Diese Strömungen stehen in Verbindung mit Tiefenströmungen, die neben Winden durch das Absinken dichten, kalten und salzreichen Wassers im Polarmeer angetrieben werden (siehe unten). Dieses “globale Förderband” beeinflusst auch unser Klima in Nordeuropa: Zu ihm gehört nämlich der im Golf von Mexiko entstehende Golfstrom, der als Nordatlantikstrom riesige Wärmemengen (man schätzt: 1,3 Milliarden Megawatt) aus den Tropen nach Norden bringt. Ohne diesen Meeresstrom wäre das Klima in Mitteleuropa erheblich kälter und mit dem auf gleicher Breite liegenden Neufundland vergleichbar. So aber können in Schottland die nördlichsten Palmen der Erde wachsen.

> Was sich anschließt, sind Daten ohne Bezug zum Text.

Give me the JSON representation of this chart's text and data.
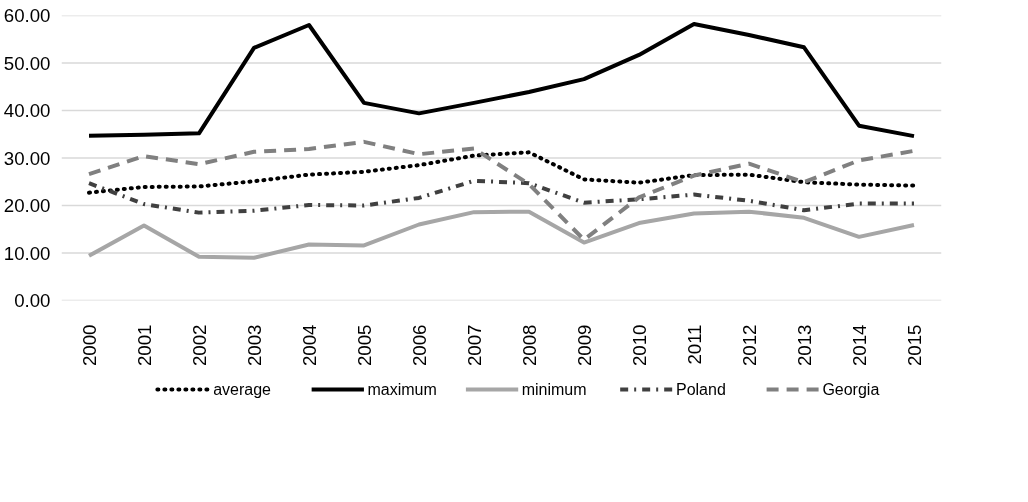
{
  "chart_data": {
    "type": "line",
    "categories": [
      "2000",
      "2001",
      "2002",
      "2003",
      "2004",
      "2005",
      "2006",
      "2007",
      "2008",
      "2009",
      "2010",
      "2011",
      "2012",
      "2013",
      "2014",
      "2015"
    ],
    "ylim": [
      0,
      60
    ],
    "yticks": [
      {
        "value": 0,
        "label": "0.00"
      },
      {
        "value": 10,
        "label": "10.00"
      },
      {
        "value": 20,
        "label": "20.00"
      },
      {
        "value": 30,
        "label": "30.00"
      },
      {
        "value": 40,
        "label": "40.00"
      },
      {
        "value": 50,
        "label": "50.00"
      },
      {
        "value": 60,
        "label": "60.00"
      }
    ],
    "grid": "y",
    "legend": "bottom",
    "marker": "none",
    "series": [
      {
        "name": "average",
        "color": "#000000",
        "line_style": "dotted",
        "values": [
          22.7,
          23.9,
          24.0,
          25.1,
          26.5,
          27.1,
          28.5,
          30.5,
          31.2,
          25.5,
          24.8,
          26.4,
          26.5,
          24.9,
          24.4,
          24.2
        ]
      },
      {
        "name": "maximum",
        "color": "#000000",
        "line_style": "solid",
        "values": [
          34.7,
          34.9,
          35.2,
          53.2,
          58.0,
          41.6,
          39.4,
          41.6,
          43.9,
          46.6,
          51.7,
          58.2,
          55.9,
          53.3,
          36.8,
          34.6
        ]
      },
      {
        "name": "minimum",
        "color": "#a6a6a6",
        "line_style": "solid",
        "values": [
          9.4,
          15.8,
          9.2,
          9.0,
          11.8,
          11.6,
          16.0,
          18.6,
          18.7,
          12.2,
          16.3,
          18.3,
          18.7,
          17.4,
          13.4,
          15.9
        ]
      },
      {
        "name": "Poland",
        "color": "#404040",
        "line_style": "dashdot",
        "values": [
          24.7,
          20.3,
          18.5,
          18.9,
          20.1,
          20.0,
          21.6,
          25.2,
          24.7,
          20.6,
          21.3,
          22.3,
          21.0,
          19.0,
          20.4,
          20.4
        ]
      },
      {
        "name": "Georgia",
        "color": "#808080",
        "line_style": "dashed",
        "values": [
          26.6,
          30.4,
          28.7,
          31.3,
          31.9,
          33.4,
          30.8,
          32.0,
          24.5,
          12.8,
          21.7,
          26.3,
          28.8,
          24.9,
          29.5,
          31.5
        ]
      }
    ]
  }
}
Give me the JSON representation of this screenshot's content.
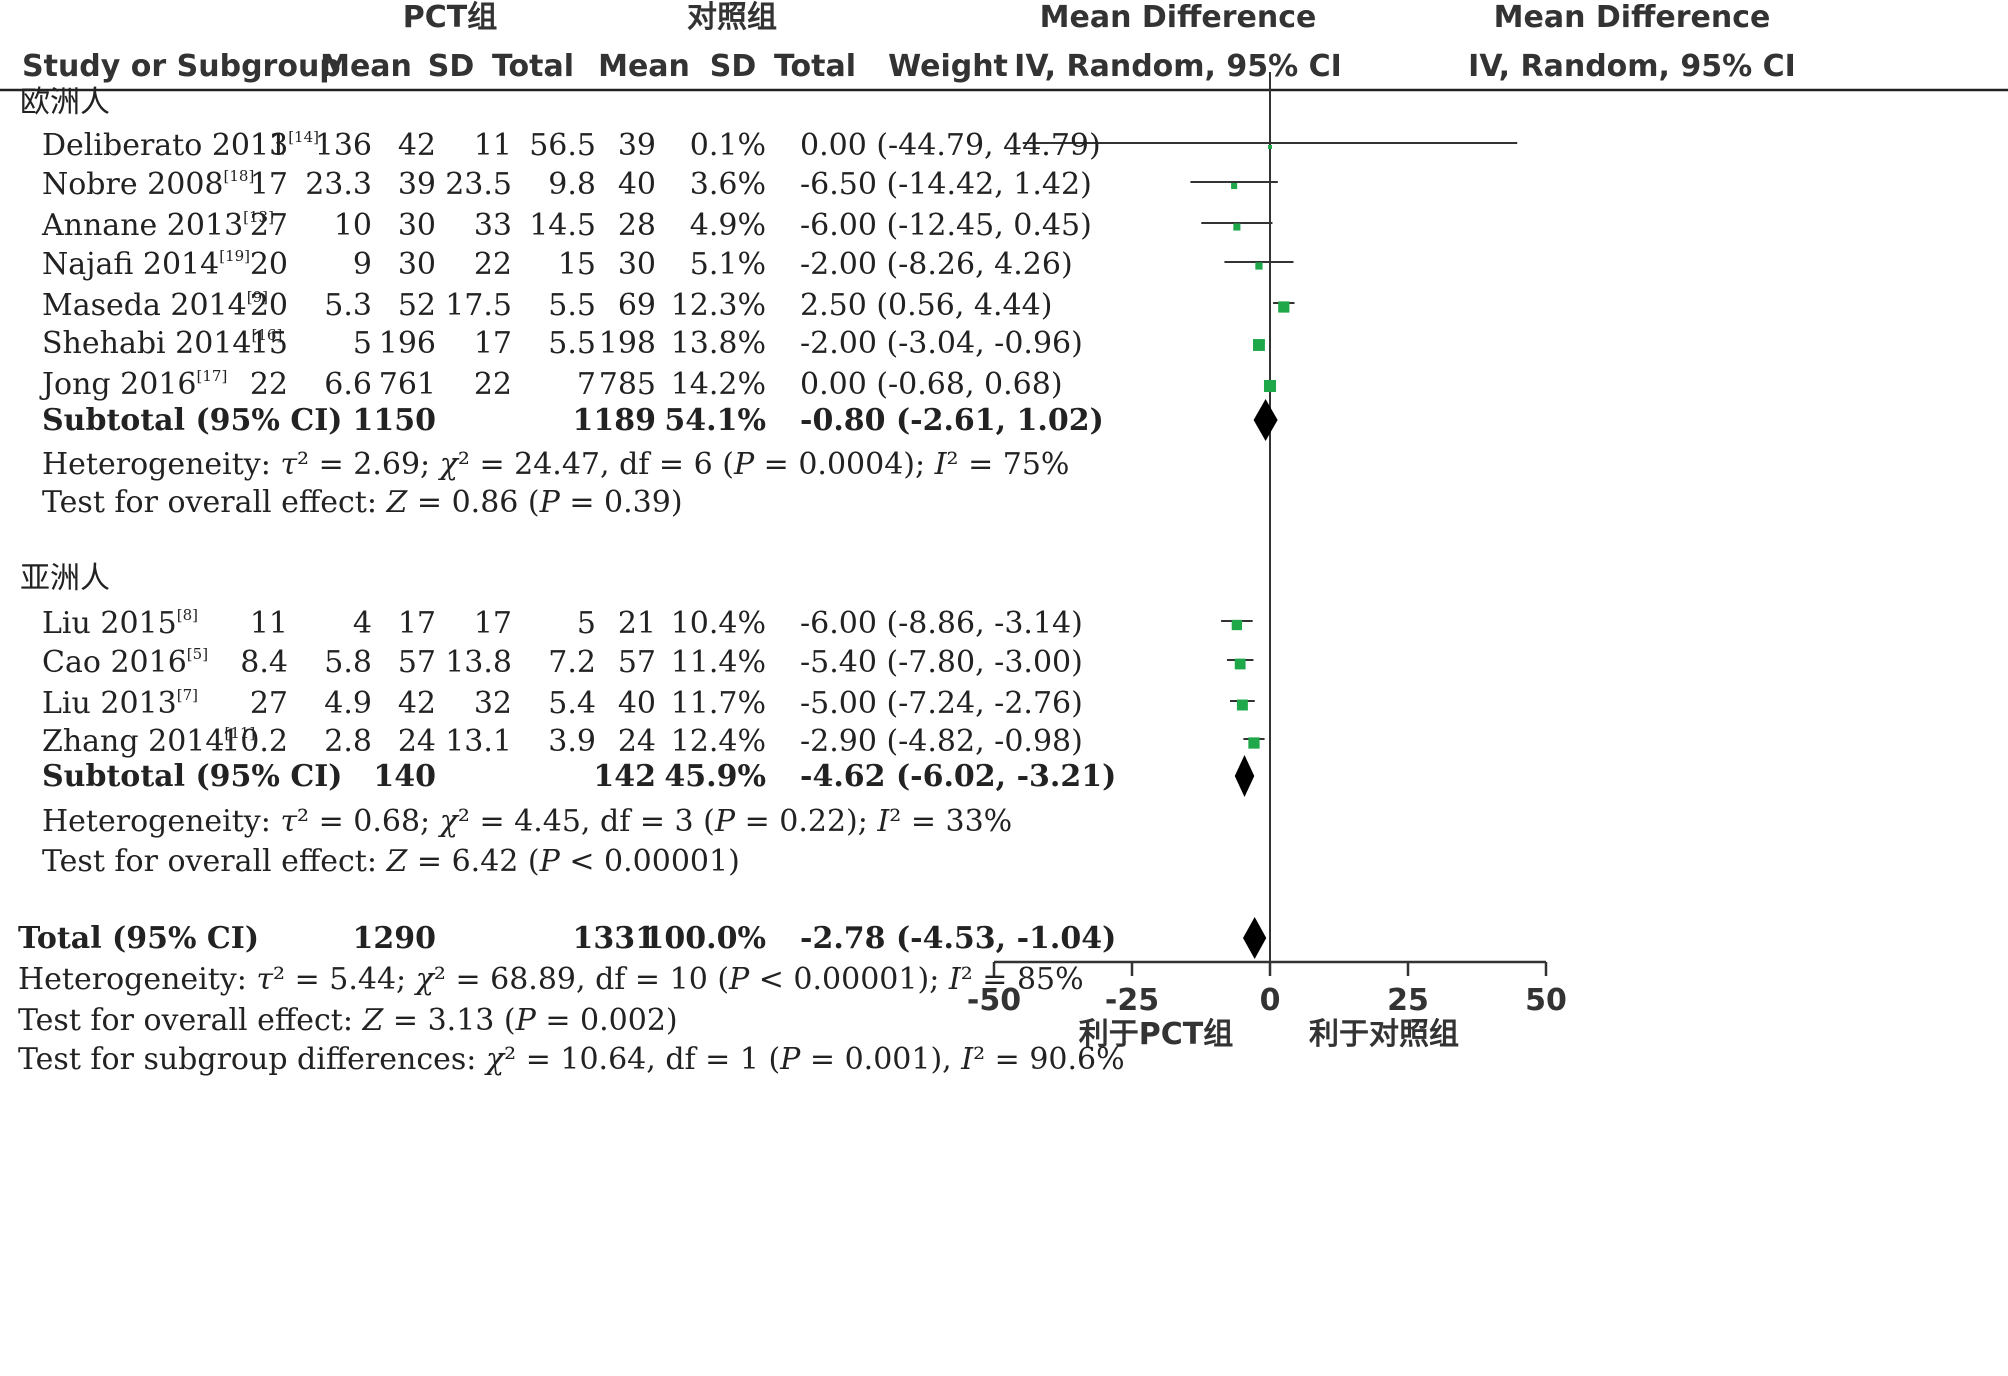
{
  "header": {
    "group_pct": "PCT组",
    "group_ctrl": "对照组",
    "md_title": "Mean Difference",
    "plot_title": "Mean Difference",
    "col_study": "Study or Subgroup",
    "col_mean1": "Mean",
    "col_sd1": "SD",
    "col_total1": "Total",
    "col_mean2": "Mean",
    "col_sd2": "SD",
    "col_total2": "Total",
    "col_weight": "Weight",
    "col_ci": "IV, Random, 95% CI",
    "plot_ci": "IV, Random, 95% CI"
  },
  "axis": {
    "ticks": [
      "-50",
      "-25",
      "0",
      "25",
      "50"
    ],
    "favors_left": "利于PCT组",
    "favors_right": "利于对照组"
  },
  "colors": {
    "square": "#1fa84a",
    "diamond": "#000000",
    "line": "#333333"
  },
  "chart_data": {
    "type": "forest",
    "xlim": [
      -50,
      50
    ],
    "x_ticks": [
      -50,
      -25,
      0,
      25,
      50
    ],
    "groups": [
      {
        "name": "欧洲人",
        "studies": [
          {
            "study": "Deliberato 2013",
            "ref": "[14]",
            "m1": "11",
            "sd1": "136",
            "n1": "42",
            "m2": "11",
            "sd2": "56.5",
            "n2": "39",
            "weight": "0.1%",
            "ci": "0.00 (-44.79, 44.79)",
            "md": 0.0,
            "lo": -44.79,
            "hi": 44.79,
            "w": 0.1
          },
          {
            "study": "Nobre 2008",
            "ref": "[18]",
            "m1": "17",
            "sd1": "23.3",
            "n1": "39",
            "m2": "23.5",
            "sd2": "9.8",
            "n2": "40",
            "weight": "3.6%",
            "ci": "-6.50 (-14.42, 1.42)",
            "md": -6.5,
            "lo": -14.42,
            "hi": 1.42,
            "w": 3.6
          },
          {
            "study": "Annane 2013",
            "ref": "[13]",
            "m1": "27",
            "sd1": "10",
            "n1": "30",
            "m2": "33",
            "sd2": "14.5",
            "n2": "28",
            "weight": "4.9%",
            "ci": "-6.00 (-12.45, 0.45)",
            "md": -6.0,
            "lo": -12.45,
            "hi": 0.45,
            "w": 4.9
          },
          {
            "study": "Najafi 2014",
            "ref": "[19]",
            "m1": "20",
            "sd1": "9",
            "n1": "30",
            "m2": "22",
            "sd2": "15",
            "n2": "30",
            "weight": "5.1%",
            "ci": "-2.00 (-8.26, 4.26)",
            "md": -2.0,
            "lo": -8.26,
            "hi": 4.26,
            "w": 5.1
          },
          {
            "study": "Maseda 2014",
            "ref": "[9]",
            "m1": "20",
            "sd1": "5.3",
            "n1": "52",
            "m2": "17.5",
            "sd2": "5.5",
            "n2": "69",
            "weight": "12.3%",
            "ci": "2.50 (0.56, 4.44)",
            "md": 2.5,
            "lo": 0.56,
            "hi": 4.44,
            "w": 12.3
          },
          {
            "study": "Shehabi 2014",
            "ref": "[16]",
            "m1": "15",
            "sd1": "5",
            "n1": "196",
            "m2": "17",
            "sd2": "5.5",
            "n2": "198",
            "weight": "13.8%",
            "ci": "-2.00 (-3.04, -0.96)",
            "md": -2.0,
            "lo": -3.04,
            "hi": -0.96,
            "w": 13.8
          },
          {
            "study": "Jong 2016",
            "ref": "[17]",
            "m1": "22",
            "sd1": "6.6",
            "n1": "761",
            "m2": "22",
            "sd2": "7",
            "n2": "785",
            "weight": "14.2%",
            "ci": "0.00 (-0.68, 0.68)",
            "md": 0.0,
            "lo": -0.68,
            "hi": 0.68,
            "w": 14.2
          }
        ],
        "subtotal": {
          "label": "Subtotal (95% CI)",
          "n1": "1150",
          "n2": "1189",
          "weight": "54.1%",
          "ci": "-0.80 (-2.61, 1.02)",
          "md": -0.8,
          "lo": -2.61,
          "hi": 1.02
        },
        "heterogeneity": {
          "prefix": "Heterogeneity: ",
          "tau2_val": " = 2.69; ",
          "chi2_val": " = 24.47, df = 6 (",
          "p_val": " = 0.0004); ",
          "i2_val": " = 75%"
        },
        "overall": {
          "prefix": "Test for overall effect: ",
          "z_val": " = 0.86 (",
          "p_val": " = 0.39)"
        }
      },
      {
        "name": "亚洲人",
        "studies": [
          {
            "study": "Liu 2015",
            "ref": "[8]",
            "m1": "11",
            "sd1": "4",
            "n1": "17",
            "m2": "17",
            "sd2": "5",
            "n2": "21",
            "weight": "10.4%",
            "ci": "-6.00 (-8.86, -3.14)",
            "md": -6.0,
            "lo": -8.86,
            "hi": -3.14,
            "w": 10.4
          },
          {
            "study": "Cao 2016",
            "ref": "[5]",
            "m1": "8.4",
            "sd1": "5.8",
            "n1": "57",
            "m2": "13.8",
            "sd2": "7.2",
            "n2": "57",
            "weight": "11.4%",
            "ci": "-5.40 (-7.80, -3.00)",
            "md": -5.4,
            "lo": -7.8,
            "hi": -3.0,
            "w": 11.4
          },
          {
            "study": "Liu 2013",
            "ref": "[7]",
            "m1": "27",
            "sd1": "4.9",
            "n1": "42",
            "m2": "32",
            "sd2": "5.4",
            "n2": "40",
            "weight": "11.7%",
            "ci": "-5.00 (-7.24, -2.76)",
            "md": -5.0,
            "lo": -7.24,
            "hi": -2.76,
            "w": 11.7
          },
          {
            "study": "Zhang 2014",
            "ref": "[11]",
            "m1": "10.2",
            "sd1": "2.8",
            "n1": "24",
            "m2": "13.1",
            "sd2": "3.9",
            "n2": "24",
            "weight": "12.4%",
            "ci": "-2.90 (-4.82, -0.98)",
            "md": -2.9,
            "lo": -4.82,
            "hi": -0.98,
            "w": 12.4
          }
        ],
        "subtotal": {
          "label": "Subtotal (95% CI)",
          "n1": "140",
          "n2": "142",
          "weight": "45.9%",
          "ci": "-4.62 (-6.02, -3.21)",
          "md": -4.62,
          "lo": -6.02,
          "hi": -3.21
        },
        "heterogeneity": {
          "prefix": "Heterogeneity: ",
          "tau2_val": " = 0.68; ",
          "chi2_val": " = 4.45, df = 3 (",
          "p_val": " = 0.22); ",
          "i2_val": " = 33%"
        },
        "overall": {
          "prefix": "Test for overall effect: ",
          "z_val": " = 6.42 (",
          "p_val": " < 0.00001)"
        }
      }
    ],
    "total": {
      "label": "Total (95% CI)",
      "n1": "1290",
      "n2": "1331",
      "weight": "100.0%",
      "ci": "-2.78 (-4.53, -1.04)",
      "md": -2.78,
      "lo": -4.53,
      "hi": -1.04
    },
    "total_heterogeneity": {
      "prefix": "Heterogeneity: ",
      "tau2_val": " = 5.44; ",
      "chi2_val": " = 68.89, df = 10 (",
      "p_val": " < 0.00001); ",
      "i2_val": " = 85%"
    },
    "total_overall": {
      "prefix": "Test for overall effect: ",
      "z_val": " = 3.13 (",
      "p_val": " = 0.002)"
    },
    "subgroup_diff": {
      "prefix": "Test for subgroup differences: ",
      "chi2_val": " = 10.64, df = 1 (",
      "p_val": " = 0.001), ",
      "i2_val": " = 90.6%"
    }
  }
}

 Das “globale Förderband”, die wichtigste Tiefseeströmung für das Erdklima (blau: Tiefenströmungen, rot: Oberflächenströmungen). Die gelben Punkte markieren die Orte des Absinkens kalten Wassers.
Das Förderband wird unter anderem durch Passatwinde angetrieben, die Wasser von Westafrika nach Amerika schieben. Dort gelangen es in den Golf von Mexiko, den es durch die Straße von Florida verlässt, von der aus es als “Golfstrom” die Ostküste der USA wärmt. Durch Westwinde und die Erddrehung sowie den kalten Labradorstrom wird die Strömung dann als “Nordatlantikstrom” nach Europa abgelenkt. Im Europäischen Nordmeer ist das Wasser dann durch Verdunstung so salzig und so kalt geworden, dass es aufgrund seiner Dichte absinkt und einen Sog für nachfließendes Wasser erzeugt (die zweite Antriebskraft neben den Winden; aufgrund dieser Salz- und Temperatureinflüsse wird das Förderband oft auch “thermohalines Förderband” genannt). Als Tiefseeströmung gelangt das Wasser wieder zurück in den Südatlantik, wo der Kreislauf von neuem beginnen kann. Neben dem Nordmeer gibt es weitere Ozeanregionen, an denen kaltes Wasser absinkt: Labradorsee, Weddellmeer und Rossmeer (gelbe Punkte in der Abbildung oben). Wie die Erforschung der >> Klimageschichte zeigt, haben die Meeresströmungen das Klima mehrfach tief greifend beeinflusst; im Vergleich zur Atmosphäre ist der Einfluss des Ozeans auf das Klima aber noch wenig verstanden. So gibt es sowohl im Atlantik als auch im Pazifik periodische Temperaturschwankungen, deren Zusammenhang mit den Meeresströmungen und deren Einfluss auf das Klima gerade erst untersucht werden.